The FTSE and other European indices are slightly lower, affected by comments from the Federal Reserve, rising tensions over Iran and no signs of a resolution to the Sino-US trade conflict. The increasing likelihood of a no-deal Brexit is also eroding some investors’ enthusiasm.
US stock fall lifts WTI prices
A decline in US domestic crude oil reserves has lifted West Texas oil prices overnight with additional support provided by brewing tensions between the US and Iran. WTI gained 2% early Wednesday having already moved nearly 9% higher last week amidst tensions in the Gulf threatening to escalate into a more serious conflict.
Fed member comments boost dollar
The dollar is a touch stronger as the currency market tries to guess and second-guess the Fed’s next move. Comments from one FOMC member saying that the expectations of a July rate cut are overdone have provided dollar bulls with a reason to buy.

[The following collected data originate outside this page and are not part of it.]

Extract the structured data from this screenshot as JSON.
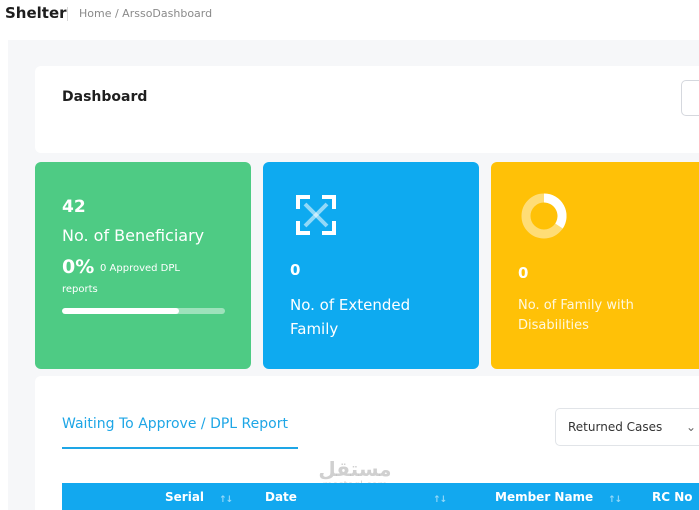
{
  "header": {
    "brand": "Shelter",
    "breadcrumb": "Home / ArssoDashboard"
  },
  "dashboard": {
    "title": "Dashboard"
  },
  "stats": {
    "beneficiary": {
      "count": "42",
      "label": "No. of Beneficiary",
      "percent": "0%",
      "approved_text": "0 Approved DPL",
      "reports_text": "reports",
      "progress": 0.72
    },
    "extended_family": {
      "count": "0",
      "label": "No. of Extended Family",
      "icon": "expand-arrows-icon"
    },
    "disabilities": {
      "count": "0",
      "label": "No. of Family with Disabilities",
      "icon": "donut-chart-icon"
    }
  },
  "table_section": {
    "tab_label": "Waiting To Approve / DPL Report",
    "filter_selected": "Returned Cases",
    "columns": [
      "Serial",
      "Date",
      "Member Name",
      "RC No"
    ]
  },
  "watermark": {
    "arabic": "مستقل",
    "latin": "mostaql.com"
  },
  "colors": {
    "green": "#4ecb84",
    "blue": "#0eaaf0",
    "yellow": "#ffc107",
    "accent": "#1ea6e6"
  }
}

However, the worsening rhetoric on Iran is causing some shift away from the dollar and into safe haven currencies.
For the moment there seems to be no light at the end of the tunnel for sterling. The more it seems that nothing can challenge Boris Johnson’s lead in the party contest the more sterling is being sold off on fears of a no-deal Brexit. The price curve is now one clean line lower, without any counter-balance to the decline.
The crux of Johnson’s Brexit approach seems to be a definite Brexit on 31 October, deal or no deal, an outcome that worries businesses the most. Meanwhile none of the UK’s latest economic readings or data such as supermarket sales point to any recovery in the economy, sapping away any reasons for sterling to firm.